Think about who you want reading the portfolio. If you are chasing product teams, focus on projects where you improved a metric like faster onboarding or lower latency and back it with a short case study that spells out the before after your process and the numbers. For the rest of your work samples, keep captions tight and skimmable with just enough context to see the value. Organize sections clearly a Case Studies hub for the deep dives a Work Samples gallery for breadth and a Client List with industries so readers see you have worked with relevant players. Finally let your freelance portfolio tell a story not a laundry list quality over quantity wins trust.
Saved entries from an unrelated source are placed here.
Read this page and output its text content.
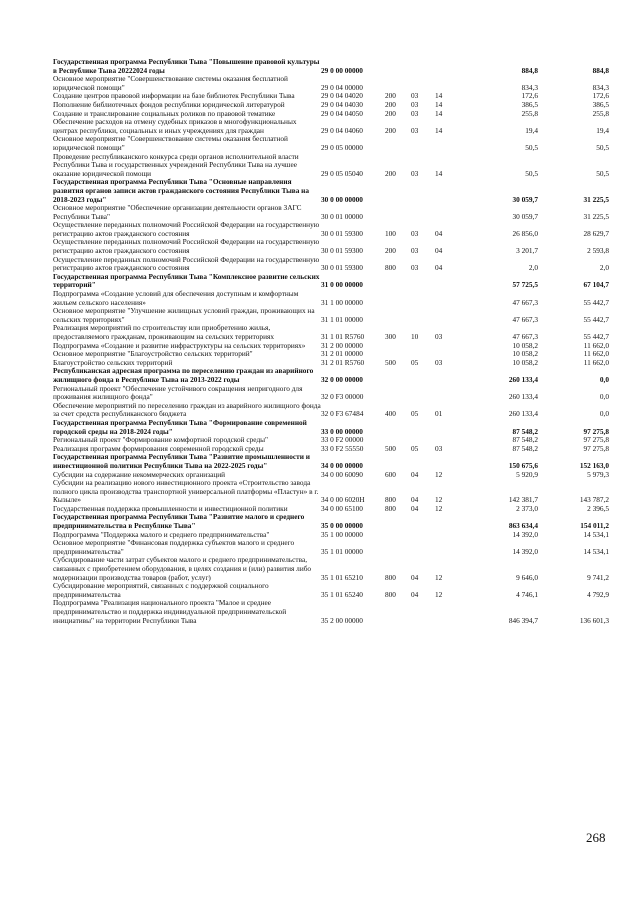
Государственная программа Республики Тыва "Повышение правовой культуры в Республике Тыва 20222024 годы	29 0 00 00000				884,8	884,8
Основное мероприятие "Совершенствование системы оказания бесплатной юридической помощи"	29 0 04 00000				834,3	834,3
Создание центров правовой информации на базе библиотек Республики Тыва	29 0 04 04020	200	03	14	172,6	172,6
Пополнение библиотечных фондов республики юридической литературой	29 0 04 04030	200	03	14	386,5	386,5
Создание и транслирование социальных роликов по правовой тематике	29 0 04 04050	200	03	14	255,8	255,8
Обеспечение расходов на отмену судебных приказов в многофункциональных центрах республики, социальных и иных учреждениях для граждан	29 0 04 04060	200	03	14	19,4	19,4
Основное мероприятие "Совершенствование системы оказания бесплатной юридической помощи"	29 0 05 00000				50,5	50,5
Проведение республиканского конкурса среди органов исполнительной власти Республики Тыва и государственных учреждений Республики Тыва на лучшее оказание юридической помощи	29 0 05 05040	200	03	14	50,5	50,5
Государственная программа Республики Тыва "Основные направления развития органов записи актов гражданского состояния Республики Тыва на 2018-2023 годы"	30 0 00 00000				30 059,7	31 225,5
Основное мероприятие "Обеспечение организации деятельности органов ЗАГС Республики Тыва"	30 0 01 00000				30 059,7	31 225,5
Осуществление переданных полномочий Российской Федерации на государственную регистрацию актов гражданского состояния	30 0 01 59300	100	03	04	26 856,0	28 629,7
Осуществление переданных полномочий Российской Федерации на государственную регистрацию актов гражданского состояния	30 0 01 59300	200	03	04	3 201,7	2 593,8
Осуществление переданных полномочий Российской Федерации на государственную регистрацию актов гражданского состояния	30 0 01 59300	800	03	04	2,0	2,0
Государственная программа Республики Тыва "Комплексное развитие сельских территорий"	31 0 00 00000				57 725,5	67 104,7
Подпрограмма «Создание условий для обеспечения доступным и комфортным жильем сельского населения»	31 1 00 00000				47 667,3	55 442,7
Основное мероприятие "Улучшение жилищных условий граждан, проживающих на сельских территориях"	31 1 01 00000				47 667,3	55 442,7
Реализация мероприятий по строительству или приобретению жилья, предоставляемого гражданам, проживающим на сельских территориях	31 1 01 R5760	300	10	03	47 667,3	55 442,7
Подпрограмма «Создание и развитие инфраструктуры на сельских территориях»	31 2 00 00000				10 058,2	11 662,0
Основное мероприятие "Благоустройство сельских территорий"	31 2 01 00000				10 058,2	11 662,0
Благоустройство сельских территорий	31 2 01 R5760	500	05	03	10 058,2	11 662,0
Республиканская адресная программа по переселению граждан из аварийного жилищного фонда в Республике Тыва на 2013-2022 годы	32 0 00 00000				260 133,4	0,0
Региональный проект "Обеспечение устойчивого сокращения непригодного для проживания жилищного фонда"	32 0 F3 00000				260 133,4	0,0
Обеспечение мероприятий по переселению граждан из аварийного жилищного фонда за счет средств республиканского бюджета	32 0 F3 67484	400	05	01	260 133,4	0,0
Государственная программа Республики Тыва "Формирование современной городской среды на 2018-2024 годы"	33 0 00 00000				87 548,2	97 275,8
Региональный проект "Формирование комфортной городской среды"	33 0 F2 00000				87 548,2	97 275,8
Реализация программ формирования современной городской среды	33 0 F2 55550	500	05	03	87 548,2	97 275,8
Государственная программа Республики Тыва "Развитие промышленности и инвестиционной политики Республики Тыва на 2022-2025 годы"	34 0 00 00000				150 675,6	152 163,0
Субсидии на содержание некоммерческих организаций	34 0 00 60090	600	04	12	5 920,9	5 979,3
Субсидии на реализацию нового инвестиционного проекта «Строительство завода полного цикла производства транспортной универсальной платформы «Пластун» в г. Кызыле»	34 0 00 6020Н	800	04	12	142 381,7	143 787,2
Государственная поддержка промышленности и инвестиционной политики	34 0 00 65100	800	04	12	2 373,0	2 396,5
Государственная программа Республики Тыва "Развитие малого и среднего предпринимательства в Республике Тыва"	35 0 00 00000				863 634,4	154 011,2
Подпрограмма "Поддержка малого и среднего предпринимательства"	35 1 00 00000				14 392,0	14 534,1
Основное мероприятие "Финансовая поддержка субъектов малого и среднего предпринимательства"	35 1 01 00000				14 392,0	14 534,1
Субсидирование части затрат субъектов малого и среднего предпринимательства, связанных с приобретением оборудования, в целях создания и (или) развития либо модернизации производства товаров (работ, услуг)	35 1 01 65210	800	04	12	9 646,0	9 741,2
Субсидирование мероприятий, связанных с поддержкой социального предпринимательства	35 1 01 65240	800	04	12	4 746,1	4 792,9
Подпрограмма "Реализация национального проекта "Малое и среднее предпринимательство и поддержка индивидуальной предпринимательской инициативы" на территории Республики Тыва	35 2 00 00000				846 394,7	136 601,3
268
Here is a practical take you can actually apply without overthinking it. The core question of wide versus deep comes down to who is likely to hire you. In the tech freelancing world a portfolio opens with 2–4 high impact case studies each one clearly stating the problem your approach the metrics and the business or user outcome tells a stronger story than a long list of random gigs. After the deep dives sprinkle in a handful of additional work samples that illustrate breadth platforms or tech stacks without turning the page into a wall of text. Make sure you include a client list or at least a set of logos and industries so readers see relevance and credibility. Structurally aim for clarity over cleverness. A landing page with Case Studies Work Samples and Client List sections plus a short About and contact keeps the experience fast to scan. Use consistent captions project name role tech challenge result and a one sentence takeaway. If you have measurable results dont shy away from numbers. Visuals help too when you can show dashboards product flows or code excerpts in a non intimidating way. When you are tailoring your portfolio for tech clients consider a short executive summary at the top that highlights the kinds of problems you solve such as scaling systems improving UX streaming data APIs security etc. A quick two sentence blurb per case study is enough if you keep the full story in the linked case study page. Make the site mobile friendly and fast a slow site loses attention fast. Finally ask a few trusted peers or potential clients to review the portfolio and give you feedback on what they would like to see first. The goal is to make it easy for a client to say yes based on evidence not vibes.